INFO  [WatchDog] - Execution of phase [1] finished with error - elapsed time(sec): 217
ERROR [WatchDog] - !!! Phase finished with error - stopping graph run !!!
INFO  [WatchDog] - Post-execute finalization of connection:
INFO  [WatchDog] - DBConnection driver[org.jetel.connection.jdbc.driver.JdbcDriver@1185844]:jndi[null]:url[jdbc:sqlite:d:/cloveretl/projects/test_ii/data-out/test.db]:user[null] ... OK
INFO  [WatchDog] - -----------------------** Summary of Phases execution **---------------------
INFO  [WatchDog] - Phase#            Finished Status         RunTime(sec)    MemoryAllocation(KB)
INFO  [WatchDog] - 0                 FINISHED_OK                        0              5145
INFO  [WatchDog] - 1                 ERROR                            216              9476
INFO  [WatchDog] - ------------------------------** End of Summary **---------------------------
INFO  [WatchDog] - WatchDog thread finished - total execution time: 217 (sec)
INFO  [main] - Freeing graph resources.
ERROR [main] - Execution of graph failed !

I’ve attached a small file that trips the problem, and the graph I’ve employed to load it.

dm/express tripped on the character, also. But it flashed a warning, and completed the processing without dropping any records.

Notepad++ loads the file and identifies the character.

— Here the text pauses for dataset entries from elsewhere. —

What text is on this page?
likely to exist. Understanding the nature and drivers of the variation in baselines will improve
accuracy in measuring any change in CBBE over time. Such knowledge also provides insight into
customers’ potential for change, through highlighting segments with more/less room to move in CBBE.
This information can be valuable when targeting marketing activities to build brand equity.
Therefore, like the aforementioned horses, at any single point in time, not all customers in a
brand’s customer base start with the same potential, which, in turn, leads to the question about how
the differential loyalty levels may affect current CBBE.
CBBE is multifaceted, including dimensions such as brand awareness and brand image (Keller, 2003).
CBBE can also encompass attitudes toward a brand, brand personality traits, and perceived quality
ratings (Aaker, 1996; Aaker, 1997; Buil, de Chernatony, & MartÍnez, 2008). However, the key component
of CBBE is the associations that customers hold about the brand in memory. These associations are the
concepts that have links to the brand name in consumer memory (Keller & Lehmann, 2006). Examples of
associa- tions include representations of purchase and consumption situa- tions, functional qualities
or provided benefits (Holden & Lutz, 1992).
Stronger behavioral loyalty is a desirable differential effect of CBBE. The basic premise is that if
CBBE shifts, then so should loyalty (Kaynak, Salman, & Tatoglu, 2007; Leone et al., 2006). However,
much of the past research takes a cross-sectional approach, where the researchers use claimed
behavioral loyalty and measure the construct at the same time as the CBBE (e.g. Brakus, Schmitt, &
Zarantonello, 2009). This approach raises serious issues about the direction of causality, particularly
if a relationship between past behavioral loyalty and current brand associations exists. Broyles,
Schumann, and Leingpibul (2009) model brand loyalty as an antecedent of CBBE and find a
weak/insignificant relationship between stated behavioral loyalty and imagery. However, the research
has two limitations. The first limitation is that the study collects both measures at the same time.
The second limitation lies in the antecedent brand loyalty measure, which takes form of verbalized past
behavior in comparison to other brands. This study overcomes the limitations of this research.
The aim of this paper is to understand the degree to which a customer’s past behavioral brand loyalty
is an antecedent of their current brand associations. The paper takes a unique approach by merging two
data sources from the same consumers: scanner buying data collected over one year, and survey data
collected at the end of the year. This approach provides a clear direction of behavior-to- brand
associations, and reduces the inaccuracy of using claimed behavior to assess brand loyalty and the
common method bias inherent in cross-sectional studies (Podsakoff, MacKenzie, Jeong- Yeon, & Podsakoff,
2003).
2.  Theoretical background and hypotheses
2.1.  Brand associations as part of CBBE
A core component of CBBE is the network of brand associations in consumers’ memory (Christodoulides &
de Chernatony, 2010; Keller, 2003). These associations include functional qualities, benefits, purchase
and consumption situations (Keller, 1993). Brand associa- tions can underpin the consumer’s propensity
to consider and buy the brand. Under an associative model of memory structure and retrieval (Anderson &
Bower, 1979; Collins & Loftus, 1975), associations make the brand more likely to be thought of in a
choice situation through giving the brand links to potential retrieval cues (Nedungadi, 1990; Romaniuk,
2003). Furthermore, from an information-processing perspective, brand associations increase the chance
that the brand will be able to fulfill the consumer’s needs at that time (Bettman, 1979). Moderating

It labels it as SUB; but its value is x1A. Now I am starting to wonder if there are multiple instances of that character.

dvn

Hello,

you need to select the last field of your metadata, scroll to the very bottom of the properties on the right and set true on “EOF as delimiter”. You can view that in the example as well. Otherwise the line is not recognized as record, since it doesn’t contain any delimiter.
The omitted commit is correct. If there’s an error in the batch, it’s not commited. That’s what happened.
If you want to commit after every record you have to check the “Atomic SQL query” on DBOutputTable component.

This is weird. It has been set; it is set in the graph sent to you.

<Field eofAsDelimiter="true" label="individual" name="indv" type="integer">
<attr name="description"><![CDATA[individual level key]]></attr>
</Field>
</Record>

The only time I get this to successfully load is if I edit the file from the mainframe, make sure the last record ends crlf, and I delete the eof marker. Any other variation fails.

Is eof not used anymore? I look at other files on the network and they do not end with x1A.

Hello,

I see the problem, I made a typo in my last post. Sorry for that. You need to turn on the “EOF as delimiter” on the FIRST field of your metadata, not last as you have.
The “EOF as delimiter” presents an alternative option for your delimiter. If the universal data reader finds no delimiters on the input, it fails this as “not a record”. It’s only evaluated after at least one delimiter is recognized. It’s a fine difference. In your case the first delimiter is set as a semicolon which is not there, but if you set the first delimiter as semicolon or EOF, it will go through.
I turned on the “EOF as delimiter” option on the “seqno” field and set the data policy as “controlled” and your example graph runs well.